HONG KONG, Aug 28 (Reuters) - Shares in China sank 2.9 percent on Friday, taking Hong Kong stocks down with them, led by banks after reports that August lending in China may drop sharply, trimming liquidity flowing into the market.

China's banking regulator had given banks verbal instructions that they must not rush into end-of-the-month lending as August draws to a close, bankers at several lenders told Reuters on Friday. [ID:nSHA304109]

Chinese banks have lent around 200 billion yuan ($29 billion) so far this month, with the four biggest state-owned banks lending around 100 billion yuan, bankers said.

If lending in August continues at this level, it will lag far behind the 360 billion yuan reported in July and a monthly average of more than 1 trillion yuan recorded for the first six months of this year.
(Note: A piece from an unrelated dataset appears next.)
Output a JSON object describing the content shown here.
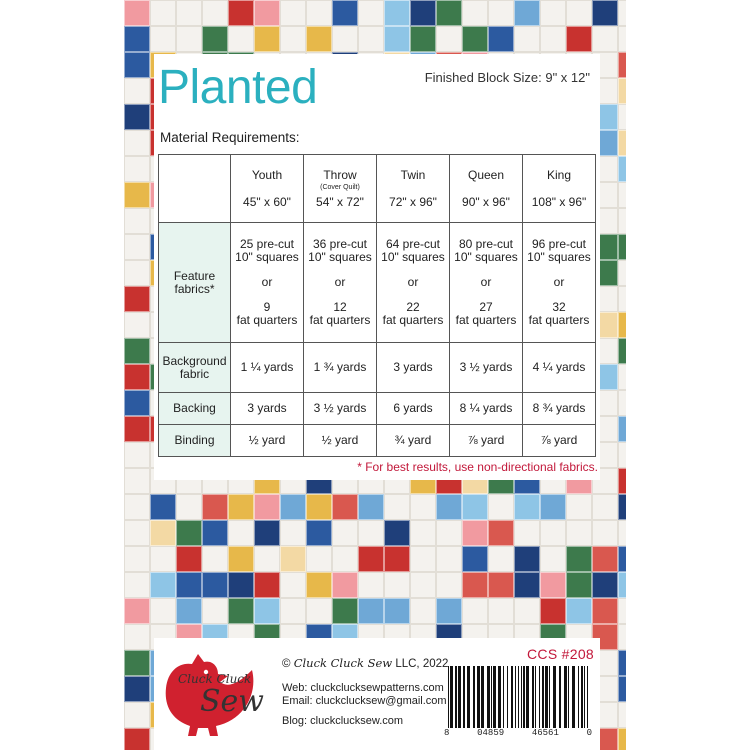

"The market had expected lending to fall in August but not so sharply," said senior economist He Zhicheng at Agricultural Bank of China in Beijing.

"Such a drop will surely weigh on the stock market, with the index possibly testing a low (for this year) for a second time," he said.

FOURTH STRAIGHT WEEKLY DROP

The Shanghai Composite Index .SSEC closed down 85.707 points at 2,860.688, posting a 3.38 percent loss for the week.

On Aug. 19, it touched a low for this year of 2,761 points after a two-week market slump driven partly by worries over liquidity.

Losing Shanghai A shares outnumbered gainers 762 to 117 while turnover for Shanghai A shares dropped to one-week low of 133 billion yuan from Thursday's 145 billion yuan.

"The index may test its 125-day moving average (now at 2,750 points) as it appears to need to seek a fresh floor," said Tang Yonggang, chief strategist at Hongyuan Securities in Beijing. He added that the market's consolidation period might last longer than previously expected.

But many other analysts still believed that the index would generally move in a narrow range between 2,800 and 3,000 points in the near term, reasoning that the slump this month had washed out most of the profit-taking pressure accumulated during the market's 90-percent surge earlier this year.